A popular form of money recovery is through attachment and sale of immovable property. Section 3(26) of the General Clauses Act defines `immovable property', as including land, benefits to arise out of land and things attached to earth, or permanently fastened to anything attached to the earth.

The phrase `attached to earth' finds explanation in Section 3 of the Transfer of Property Act, as what is rooted in the earth such as trees and shrubs; what is imbedded, such as walls or buildings, and those attached to what is so imbedded.

If you've become so tired of running behind your debtors that you have started singing in your dreams a distorted Robert Frost, "Loans are deadly, dark and deep/ But borrowers have promises to keep/ There're dues to collect before I sleep/ Dues to collect before I weep," this is a book you may like to be imbedded in!

Byte bank

YOU are the manager of a model bank that has decided to install a bill payment and touch-tone telephone system for its customers. The system will allow the customers to call a number to enter the system, record the bill payment transactions that they wish to make within the following 30 days, and transfer funds between savings and checking accounts. A voice feedback system will instruct the customers on how to complete each step of the transaction. For example, `record the date of payment and the amount to be paid'. Because you are the Information Systems Auditor of the bank, the manager of the IS department has asked you to advise her on the access control that you think should exist in the system.

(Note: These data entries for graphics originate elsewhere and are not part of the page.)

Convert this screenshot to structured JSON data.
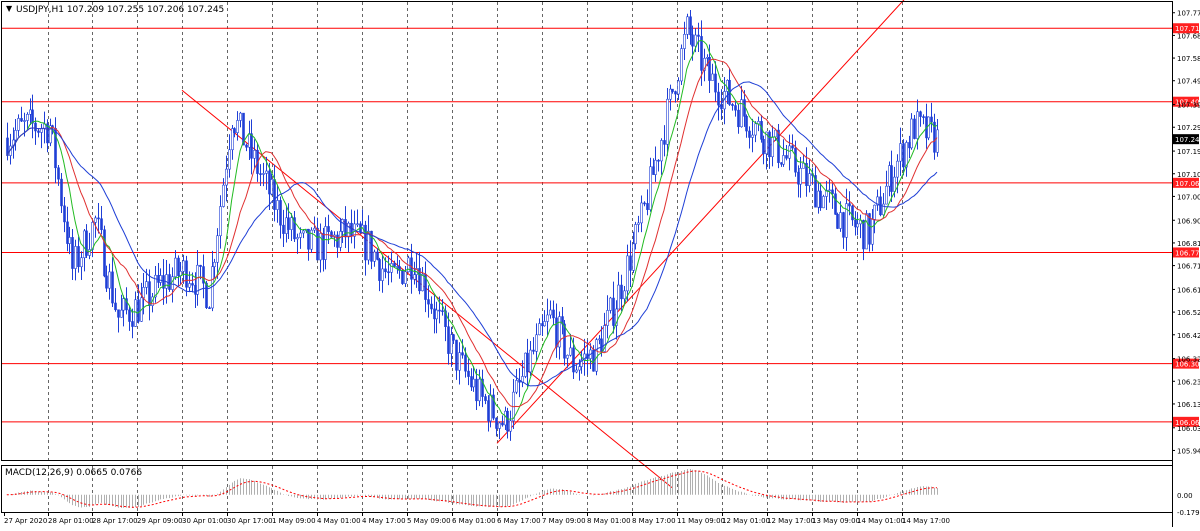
{
  "header": {
    "symbol_info": "USDJPY,H1  107.209 107.255 107.206 107.245"
  },
  "colors": {
    "background": "#ffffff",
    "grid": "#000000",
    "candle": "#1f3fd6",
    "ma_fast": "#22bb22",
    "ma_mid": "#e03030",
    "ma_slow": "#1f3fd6",
    "level_line": "#ff0000",
    "trend_line": "#ff0000",
    "price_label_bg": "#ff2020",
    "current_label_bg": "#000000",
    "macd_hist": "#b0b0b0",
    "macd_signal": "#ff0000"
  },
  "chart_data": [
    {
      "type": "candlestick",
      "title": "USDJPY,H1",
      "ohlc_header": {
        "open": 107.209,
        "high": 107.255,
        "low": 107.206,
        "close": 107.245
      },
      "current_price": 107.245,
      "ylim": [
        105.9,
        107.82
      ],
      "y_ticks": [
        107.775,
        107.68,
        107.585,
        107.49,
        107.39,
        107.295,
        107.195,
        107.1,
        107.005,
        106.905,
        106.81,
        106.715,
        106.615,
        106.52,
        106.425,
        106.325,
        106.23,
        106.135,
        106.035,
        105.94
      ],
      "x_ticks": [
        "27 Apr 2020",
        "28 Apr 01:00",
        "28 Apr 17:00",
        "29 Apr 09:00",
        "30 Apr 01:00",
        "30 Apr 17:00",
        "1 May 09:00",
        "4 May 01:00",
        "4 May 17:00",
        "5 May 09:00",
        "6 May 01:00",
        "6 May 17:00",
        "7 May 09:00",
        "8 May 01:00",
        "8 May 17:00",
        "11 May 09:00",
        "12 May 01:00",
        "12 May 17:00",
        "13 May 09:00",
        "14 May 01:00",
        "14 May 17:00"
      ],
      "grid": true,
      "horizontal_levels": [
        107.71,
        107.402,
        107.062,
        106.77,
        106.304,
        106.06
      ],
      "trend_lines": [
        {
          "from": [
            "30 Apr 01:00",
            107.45
          ],
          "to": [
            "8 May 17:00",
            105.92
          ]
        },
        {
          "from": [
            "6 May 17:00",
            105.97
          ],
          "to": [
            "14 May 17:00",
            107.82
          ]
        }
      ],
      "close_path": [
        {
          "t": "27 Apr 2020",
          "close": 107.25
        },
        {
          "t": "27 Apr 09:00",
          "close": 107.3
        },
        {
          "t": "28 Apr 01:00",
          "close": 107.3
        },
        {
          "t": "28 Apr 09:00",
          "close": 106.7
        },
        {
          "t": "28 Apr 17:00",
          "close": 106.9
        },
        {
          "t": "29 Apr 01:00",
          "close": 106.5
        },
        {
          "t": "29 Apr 09:00",
          "close": 106.55
        },
        {
          "t": "29 Apr 17:00",
          "close": 106.65
        },
        {
          "t": "30 Apr 01:00",
          "close": 106.7
        },
        {
          "t": "30 Apr 09:00",
          "close": 106.6
        },
        {
          "t": "30 Apr 17:00",
          "close": 107.35
        },
        {
          "t": "1 May 01:00",
          "close": 107.15
        },
        {
          "t": "1 May 09:00",
          "close": 106.95
        },
        {
          "t": "1 May 17:00",
          "close": 106.8
        },
        {
          "t": "4 May 01:00",
          "close": 106.8
        },
        {
          "t": "4 May 09:00",
          "close": 106.85
        },
        {
          "t": "4 May 17:00",
          "close": 106.8
        },
        {
          "t": "5 May 01:00",
          "close": 106.65
        },
        {
          "t": "5 May 09:00",
          "close": 106.75
        },
        {
          "t": "5 May 17:00",
          "close": 106.5
        },
        {
          "t": "6 May 01:00",
          "close": 106.3
        },
        {
          "t": "6 May 09:00",
          "close": 106.15
        },
        {
          "t": "6 May 17:00",
          "close": 106.05
        },
        {
          "t": "7 May 01:00",
          "close": 106.3
        },
        {
          "t": "7 May 09:00",
          "close": 106.5
        },
        {
          "t": "7 May 17:00",
          "close": 106.3
        },
        {
          "t": "8 May 01:00",
          "close": 106.35
        },
        {
          "t": "8 May 09:00",
          "close": 106.6
        },
        {
          "t": "8 May 17:00",
          "close": 106.9
        },
        {
          "t": "11 May 01:00",
          "close": 107.3
        },
        {
          "t": "11 May 09:00",
          "close": 107.7
        },
        {
          "t": "11 May 17:00",
          "close": 107.5
        },
        {
          "t": "12 May 01:00",
          "close": 107.4
        },
        {
          "t": "12 May 09:00",
          "close": 107.3
        },
        {
          "t": "12 May 17:00",
          "close": 107.2
        },
        {
          "t": "13 May 01:00",
          "close": 107.1
        },
        {
          "t": "13 May 09:00",
          "close": 107.0
        },
        {
          "t": "13 May 17:00",
          "close": 106.9
        },
        {
          "t": "14 May 01:00",
          "close": 106.85
        },
        {
          "t": "14 May 09:00",
          "close": 107.1
        },
        {
          "t": "14 May 17:00",
          "close": 107.3
        },
        {
          "t": "15 May 01:00",
          "close": 107.245
        }
      ]
    },
    {
      "type": "bar",
      "title": "MACD(12,26,9) 0.0665 0.0766",
      "macd_values": {
        "main": 0.0665,
        "signal": 0.0766
      },
      "ylim": [
        -0.18,
        0.3
      ],
      "y_ticks": [
        0.0,
        -0.1793
      ]
    }
  ]
}
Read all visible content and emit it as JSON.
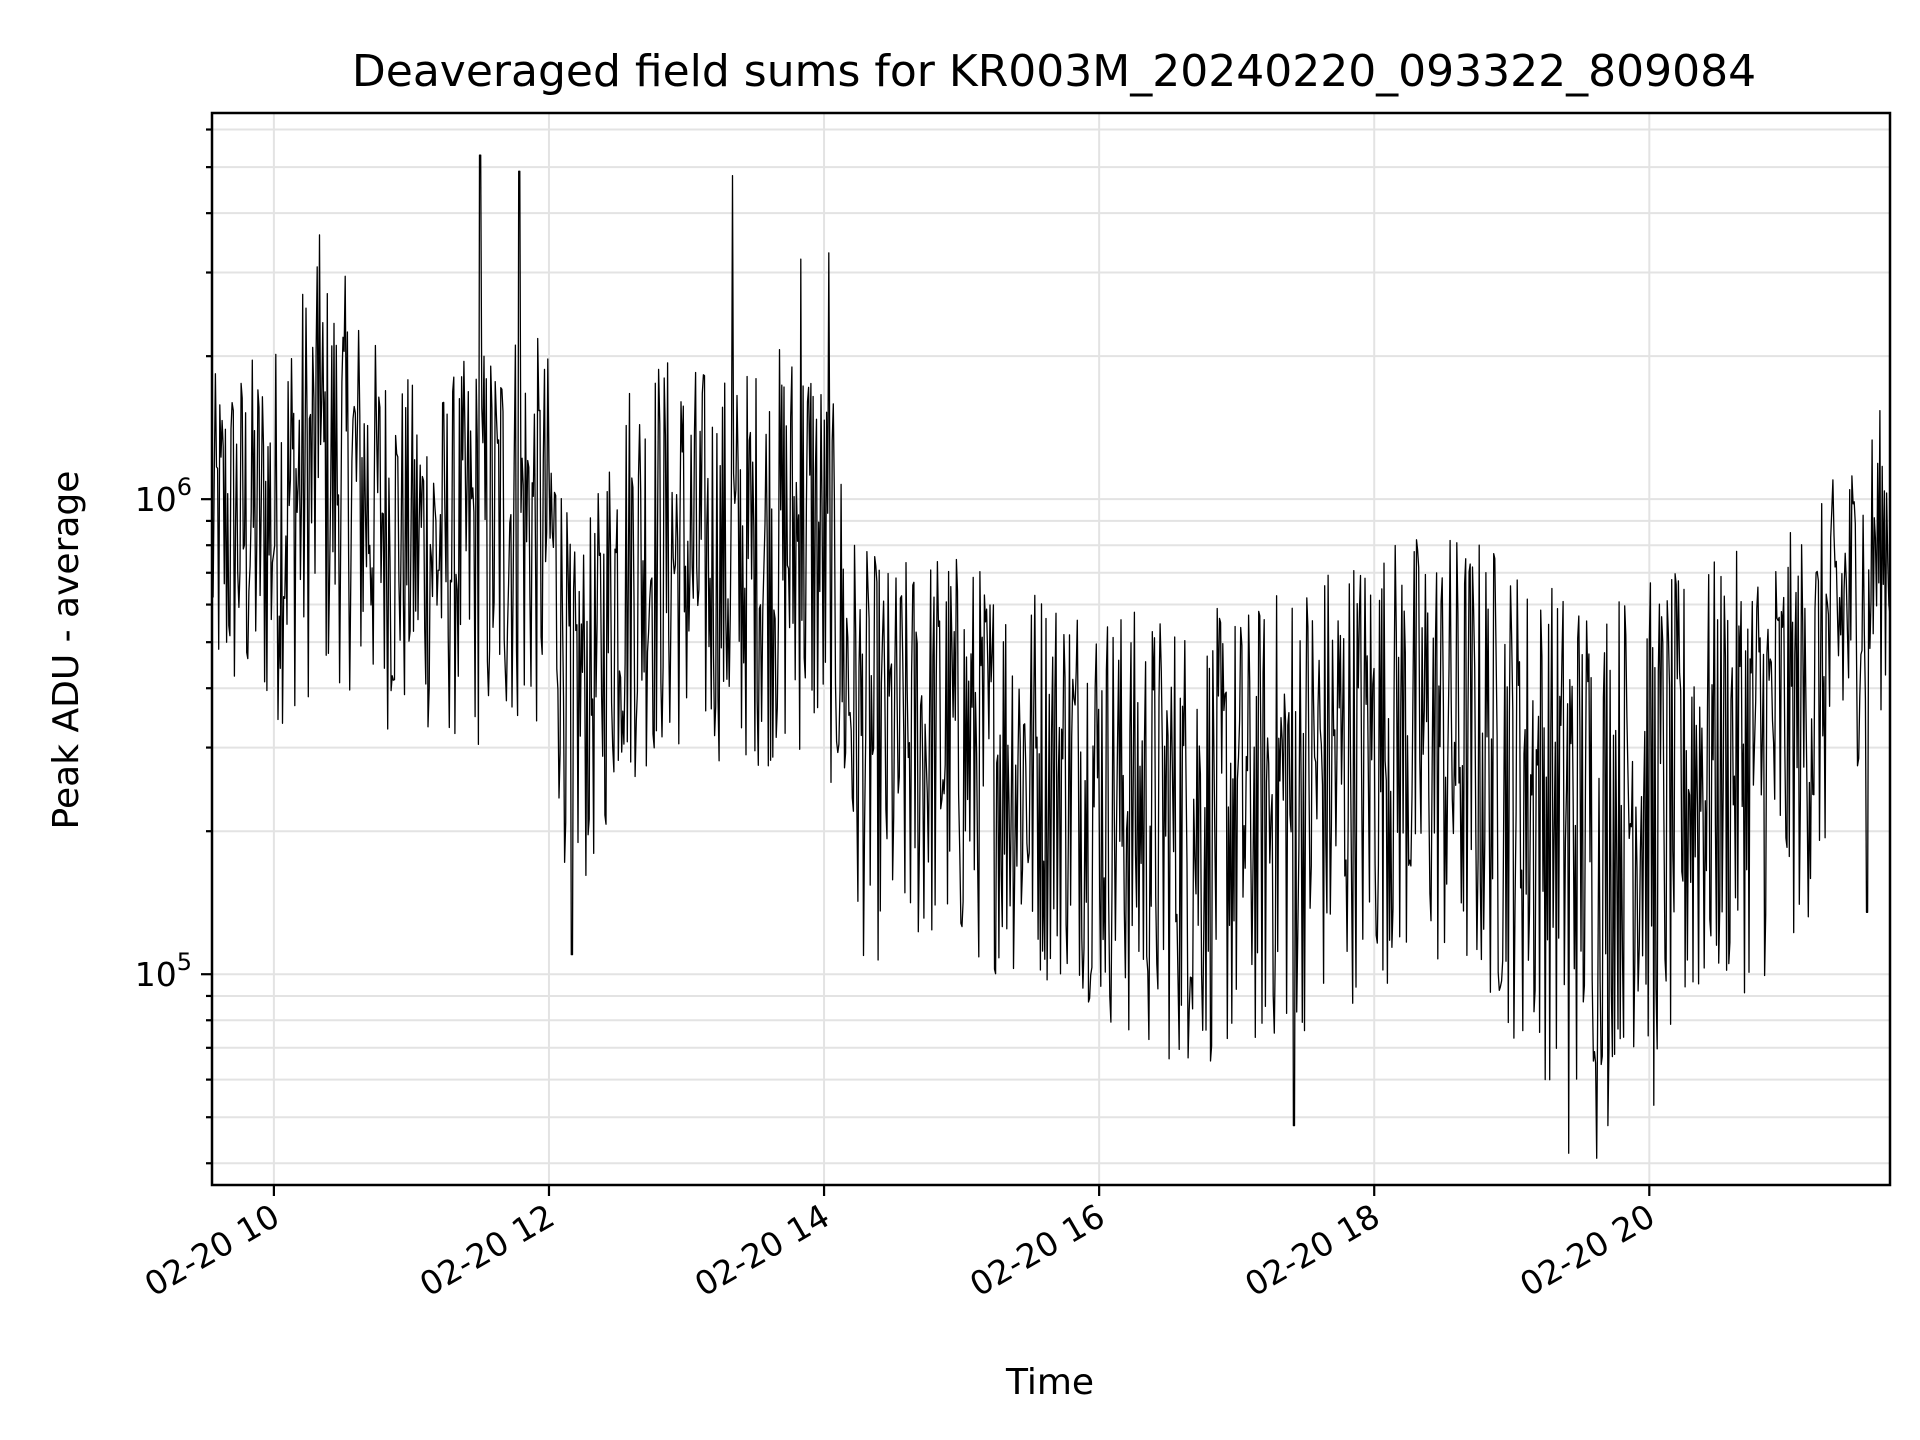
{
  "chart_data": {
    "type": "line",
    "title": "Deaveraged field sums for KR003M_20240220_093322_809084",
    "xlabel": "Time",
    "ylabel": "Peak ADU - average",
    "y_scale": "log",
    "ylim": [
      36000,
      6500000
    ],
    "xlim": [
      "2024-02-20 09:33",
      "2024-02-20 21:45"
    ],
    "grid": true,
    "x_tick_labels": [
      "02-20 10",
      "02-20 12",
      "02-20 14",
      "02-20 16",
      "02-20 18",
      "02-20 20"
    ],
    "x_tick_values": [
      "2024-02-20 10:00",
      "2024-02-20 12:00",
      "2024-02-20 14:00",
      "2024-02-20 16:00",
      "2024-02-20 18:00",
      "2024-02-20 20:00"
    ],
    "y_tick_labels": [
      {
        "base": "10",
        "exp": "5"
      },
      {
        "base": "10",
        "exp": "6"
      }
    ],
    "y_tick_values": [
      100000,
      1000000
    ],
    "series": [
      {
        "color": "#000000",
        "x": [
          "2024-02-20 09:33",
          "2024-02-20 10:00",
          "2024-02-20 10:15",
          "2024-02-20 10:30",
          "2024-02-20 10:50",
          "2024-02-20 11:10",
          "2024-02-20 11:30",
          "2024-02-20 11:45",
          "2024-02-20 12:00",
          "2024-02-20 12:10",
          "2024-02-20 12:20",
          "2024-02-20 12:30",
          "2024-02-20 12:45",
          "2024-02-20 13:00",
          "2024-02-20 13:20",
          "2024-02-20 13:40",
          "2024-02-20 13:55",
          "2024-02-20 14:05",
          "2024-02-20 14:15",
          "2024-02-20 14:30",
          "2024-02-20 14:50",
          "2024-02-20 15:10",
          "2024-02-20 15:30",
          "2024-02-20 15:50",
          "2024-02-20 16:10",
          "2024-02-20 16:30",
          "2024-02-20 16:50",
          "2024-02-20 17:10",
          "2024-02-20 17:30",
          "2024-02-20 17:50",
          "2024-02-20 18:10",
          "2024-02-20 18:30",
          "2024-02-20 18:50",
          "2024-02-20 19:10",
          "2024-02-20 19:30",
          "2024-02-20 19:50",
          "2024-02-20 20:10",
          "2024-02-20 20:30",
          "2024-02-20 20:50",
          "2024-02-20 21:10",
          "2024-02-20 21:25",
          "2024-02-20 21:45"
        ],
        "y": [
          900000,
          950000,
          1100000,
          1200000,
          950000,
          800000,
          850000,
          950000,
          900000,
          450000,
          420000,
          700000,
          800000,
          750000,
          700000,
          800000,
          850000,
          600000,
          320000,
          300000,
          330000,
          300000,
          280000,
          280000,
          240000,
          220000,
          220000,
          230000,
          260000,
          300000,
          340000,
          330000,
          300000,
          260000,
          230000,
          240000,
          260000,
          300000,
          330000,
          380000,
          600000,
          900000
        ],
        "y_spread_low": [
          0.35,
          0.3,
          0.3,
          0.3,
          0.3,
          0.35,
          0.3,
          0.3,
          0.3,
          0.25,
          0.35,
          0.3,
          0.3,
          0.35,
          0.35,
          0.3,
          0.3,
          0.35,
          0.3,
          0.3,
          0.3,
          0.3,
          0.3,
          0.3,
          0.25,
          0.25,
          0.25,
          0.25,
          0.25,
          0.25,
          0.25,
          0.25,
          0.25,
          0.2,
          0.2,
          0.25,
          0.2,
          0.25,
          0.25,
          0.3,
          0.35,
          0.4
        ],
        "y_spread_high": [
          2.2,
          2.5,
          3.2,
          2.8,
          2.2,
          2.3,
          2.8,
          3.0,
          2.5,
          1.8,
          2.5,
          3.0,
          3.0,
          3.0,
          3.0,
          3.0,
          3.3,
          2.8,
          2.8,
          2.7,
          2.8,
          2.7,
          2.8,
          2.7,
          2.8,
          3.0,
          3.0,
          3.0,
          3.2,
          3.0,
          2.8,
          3.0,
          3.2,
          3.0,
          3.3,
          3.2,
          3.0,
          2.8,
          2.7,
          2.6,
          2.2,
          2.0
        ],
        "spikes": [
          {
            "x": "2024-02-20 11:30",
            "y": 5300000
          },
          {
            "x": "2024-02-20 11:47",
            "y": 4900000
          },
          {
            "x": "2024-02-20 13:20",
            "y": 4800000
          },
          {
            "x": "2024-02-20 10:20",
            "y": 3600000
          },
          {
            "x": "2024-02-20 13:50",
            "y": 3200000
          },
          {
            "x": "2024-02-20 14:02",
            "y": 3300000
          },
          {
            "x": "2024-02-20 12:10",
            "y": 110000
          },
          {
            "x": "2024-02-20 17:25",
            "y": 48000
          },
          {
            "x": "2024-02-20 19:25",
            "y": 42000
          },
          {
            "x": "2024-02-20 19:37",
            "y": 41000
          },
          {
            "x": "2024-02-20 19:42",
            "y": 48000
          },
          {
            "x": "2024-02-20 20:02",
            "y": 53000
          },
          {
            "x": "2024-02-20 21:35",
            "y": 135000
          }
        ]
      }
    ]
  }
}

Thus reads an exercise in Information System Audit and Assurance by D. P. Dube and V. P. Gulati, from Tata McGraw-Hill (www.tatamcgrawhill.com). The authors are both from IDRBT (Institute for Development and Research in Banking Technology) and, therefore, the book should appeal to bankers who undergo IT training. CAs taking up post-qualification course ISA may also find textbook-like inputs, though I would've been happier if the authors had filled the book with examples and cases concerning the financial world rather than restrict such exposure only to a few questions appended at the end of each chapter.

An exception, however, is the case of the fictitious Progressive Bank (`a government-owned legacy bank') given under the caption `to audit or not to audit'. It acquired four different TBA (total branch automation) application software packages. Auditors reviewed the system and said that the software was not fit for use. "The bank should take immediate care to rectify the problems in the software; otherwise they will be exposed to grave risks, which will prove detrimental to the interest of the depositors."

Equally detrimental if one is not aware of the issues raised in the book!

China study

ONE of the largest lawsuits filed under the 1990 Administrative Litigation Law (ALL) of China was when 2,164 poor and powerless peasants took the local authorities to the court, informs Yuen Yuen Tang in a paper published in the March 2005 issue of China: An International Journal from the East Asian Institute of National University of Singapore (www.nus.edu.sg).

"While a large group may present certain advantages, group size may not always relate positively to successful collective action, as more important factors like group solidarity and leadership structure could take precedence," opines the author. Another paper in the journal is on foreign trade law and its revision, by Gao Yongfu. One learns that the new law has two new chapters, on `foreign trade investigation' and `foreign trade remedy'. The former draws upon the practices of the US, the EU and other trading powers in laying down investigation measures; and the latter is about anti-dumping, anti-subsidy and so on. "One of the very important and attractive articles included in this chapter in the new Law, is the so-called trade diversion clause," writes Yongfu.

Good read, if you remember that China merits attention without any diversion!